2011-09-19 12:12:27 by jdixon

Netflix has always been about convenience. They killed Blockbuster on customer service, convenience and price. They've continued to compete against up-and-comers like Redbox thanks to their streaming offering. Netflix CEO Reed Hastings feels that now is the time for an epic pivot, allowing each product to stand (and compete) on its own.

As a cohesive unit with simplified billing, and offering customers the flexibility and choice they're accustomed to, Netflix is ubiquitous. Thanks to a loyal and addicted user base, they've made inroads with a multitude of video and gaming appliances. Consumers pushed for Netflix access on their TiVos and Xboxen, and TV manufacturers are starting to include Netflix support in newer "smart TVs".

And yet, I predict that Netflix/Qwikster will be dead within three years.

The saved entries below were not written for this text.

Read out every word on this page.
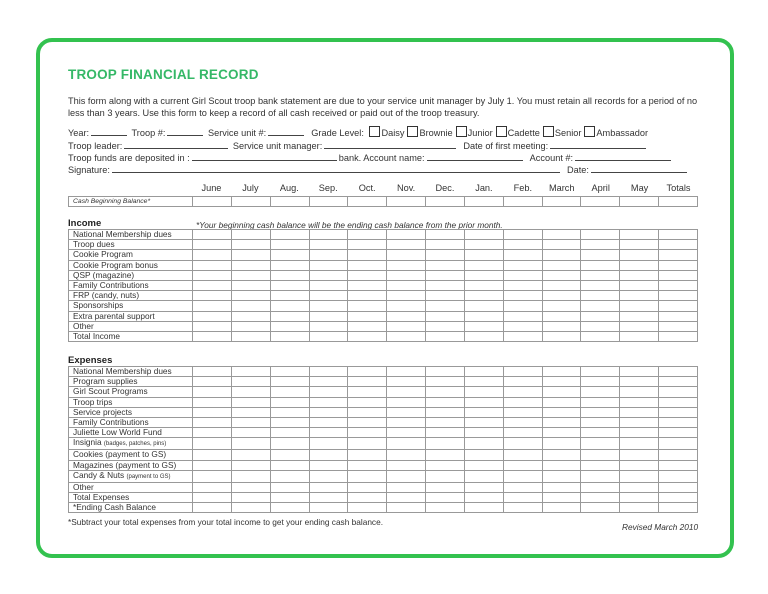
TROOP FINANCIAL RECORD
This form along with a current Girl Scout troop bank statement are due to your service unit manager by July 1. You must retain all records for a period of no less than 3 years. Use this form to keep a record of all cash received or paid out of the troop treasury.
Year:	Troop #:	Service unit #:	Grade Level: Daisy Brownie Junior Cadette Senior Ambassador
Troop leader:	Service unit manager:	Date of first meeting:
Troop funds are deposited in :	bank. Account name:	Account #:
Signature:	Date:
June	July	Aug.	Sep.	Oct.	Nov.	Dec.	Jan.	Feb.	March	April	May	Totals
Cash Beginning Balance*													
Income	*Your beginning cash balance will be the ending cash balance from the prior month.
National Membership dues													
Troop dues													
Cookie Program													
Cookie Program bonus													
QSP (magazine)													
Family Contributions													
FRP (candy, nuts)													
Sponsorships													
Extra parental support													
Other													
Total Income													
Expenses
National Membership dues													
Program supplies													
Girl Scout Programs													
Troop trips													
Service projects													
Family Contributions													
Juliette Low World Fund													
Insignia (badges, patches, pins)													
Cookies (payment to GS)													
Magazines (payment to GS)													
Candy & Nuts (payment to GS)													
Other													
Total Expenses													
*Ending Cash Balance													
*Subtract your total expenses from your total income to get your ending cash balance.	Revised March 2010
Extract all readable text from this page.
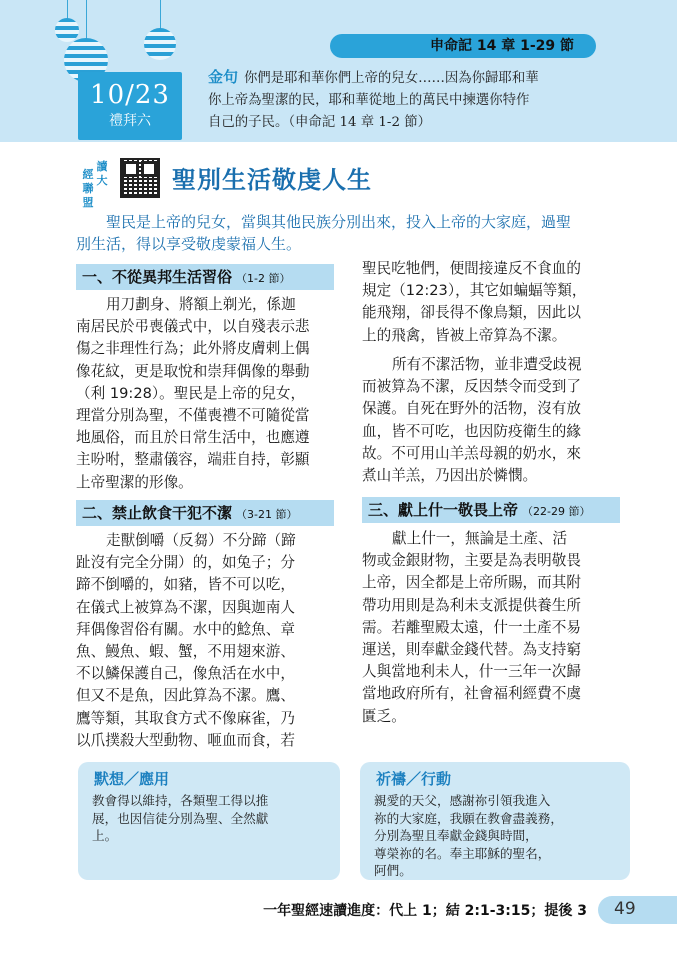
申命記 14 章 1-29 節
10/23
禮拜六
金句 你們是耶和華你們上帝的兒女……因為你歸耶和華
你上帝為聖潔的民，耶和華從地上的萬民中揀選你特作
自己的子民。（申命記 14 章 1-2 節）
讀大
經聯盟
聖別生活敬虔人生
聖民是上帝的兒女，當與其他民族分別出來，投入上帝的大家庭，過聖
別生活，得以享受敬虔蒙福人生。
一、不從異邦生活習俗 （1-2 節）
用刀劃身、將額上剃光，係迦
南居民於弔喪儀式中，以自殘表示悲
傷之非理性行為；此外將皮膚剌上偶
像花紋，更是取悅和崇拜偶像的舉動
（利 19:28）。聖民是上帝的兒女，
理當分別為聖，不僅喪禮不可隨從當
地風俗，而且於日常生活中，也應遵
主吩咐，整肅儀容，端莊自持，彰顯
上帝聖潔的形像。
二、禁止飲食干犯不潔 （3-21 節）
走獸倒嚼（反芻）不分蹄（蹄
趾沒有完全分開）的，如兔子；分
蹄不倒嚼的，如豬，皆不可以吃，
在儀式上被算為不潔，因與迦南人
拜偶像習俗有關。水中的鯰魚、章
魚、鰻魚、蝦、蟹，不用翅來游、
不以鱗保護自己，像魚活在水中，
但又不是魚，因此算為不潔。鷹、
鷹等類，其取食方式不像麻雀，乃
以爪撲殺大型動物、咂血而食，若
聖民吃牠們，便間接違反不食血的
規定（12:23），其它如蝙蝠等類，
能飛翔，卻長得不像鳥類，因此以
上的飛禽，皆被上帝算為不潔。
所有不潔活物，並非遭受歧視
而被算為不潔，反因禁令而受到了
保護。自死在野外的活物，沒有放
血，皆不可吃，也因防疫衛生的緣
故。不可用山羊羔母親的奶水，來
煮山羊羔，乃因出於憐憫。
三、獻上什一敬畏上帝 （22-29 節）
獻上什一，無論是土產、活
物或金銀財物，主要是為表明敬畏
上帝，因全都是上帝所賜，而其附
帶功用則是為利未支派提供養生所
需。若離聖殿太遠，什一土產不易
運送，則奉獻金錢代替。為支持窮
人與當地利未人，什一三年一次歸
當地政府所有，社會福利經費不虞
匱乏。
默想／應用
教會得以維持，各類聖工得以推
展，也因信徒分別為聖、全然獻
上。
祈禱／行動
親愛的天父，感謝祢引領我進入
祢的大家庭，我願在教會盡義務，
分別為聖且奉獻金錢與時間，
尊榮祢的名。奉主耶穌的聖名，
阿們。
一年聖經速讀進度：代上 1；結 2:1-3:15；提後 3 49
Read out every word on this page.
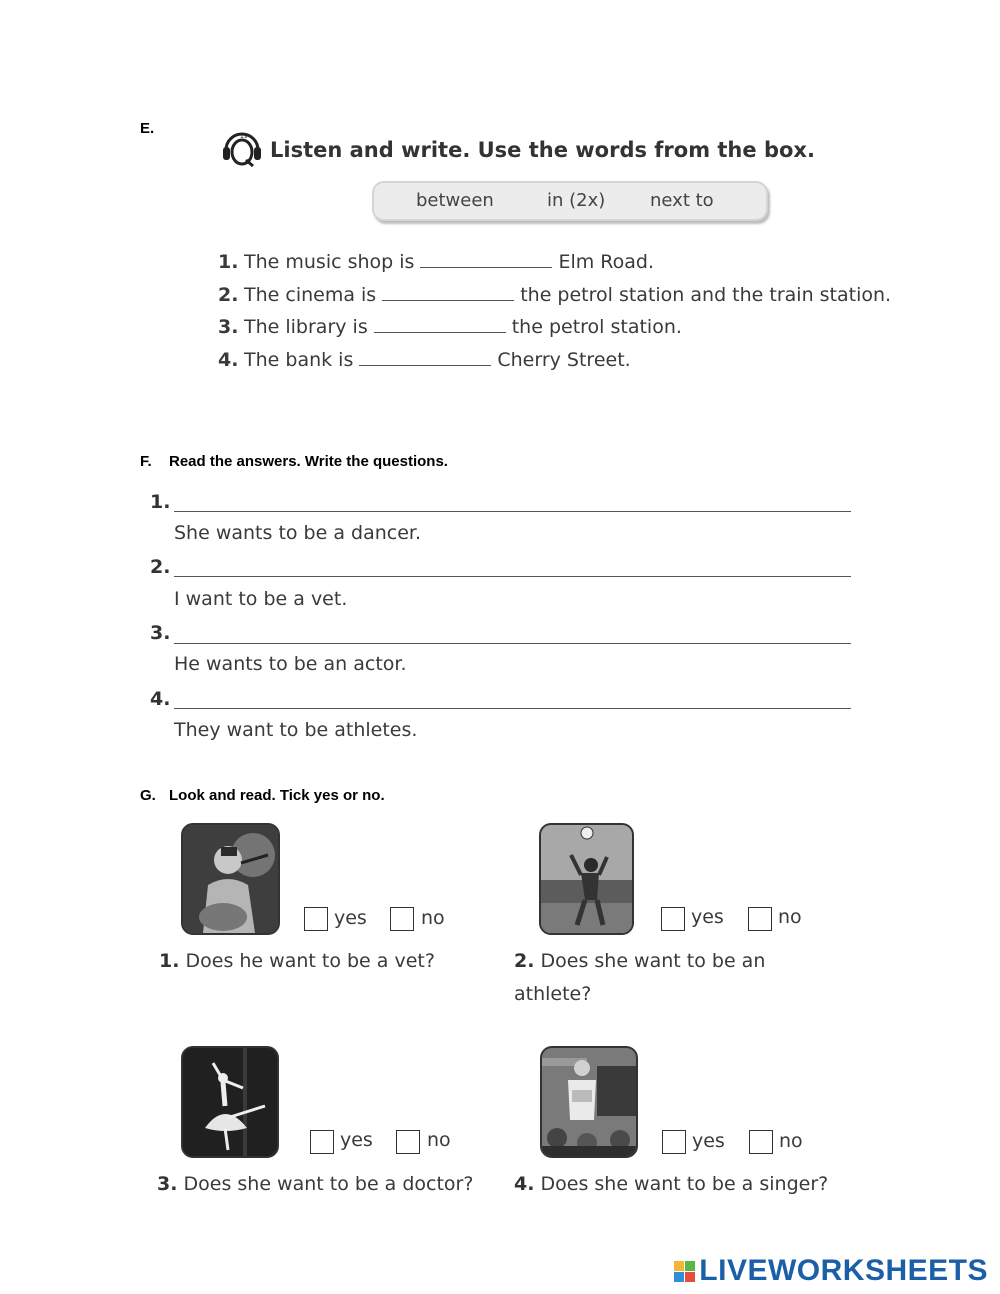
E.	19
Listen and write. Use the words from the box.
between	in (2x) next to
1. The music shop is	Elm Road.
2. The cinema is	the petrol station and the train station.
3. The library is	the petrol station.
4. The bank is	Cherry Street.
F. Read the answers. Write the questions.
1.
She wants to be a dancer.
2.
I want to be a vet.
3.
He wants to be an actor.
4.
They want to be athletes.
G. Look and read. Tick yes or no.
yes	no
1. Does he want to be a vet?
yes	no
2. Does she want to be an athlete?
yes	no
3. Does she want to be a doctor?
yes	no
4. Does she want to be a singer?
LIVEWORKSHEETS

The move to independent business units a) results in higher prices, b) makes it less convenient for viewers, and c) removes operational and marketing efficiencies found in their current business operations.

Redbox will continue to chip away at the Qwikster "legacy" DVD market. Who wants to wait 2 days for a DVD when I can pick one up in 10 minutes from the corner Walgreens? And how long before the movie studios push Netflix aside for more lucrative, direct partnerships with the appliance manufacturers and vendors?

Hastings is trying to sell the vision that this is a necessary pivot to remain viable in the market. Rather, I suspect this is their attempt to increase short-term shareholder value. I chose to stick with Netflix through the recent price hikes for the continued convenience of one-stop shopping. But with the lack of streaming choice, separate bills, and less convenient DVD rentals, I don't see myself sticking around for long.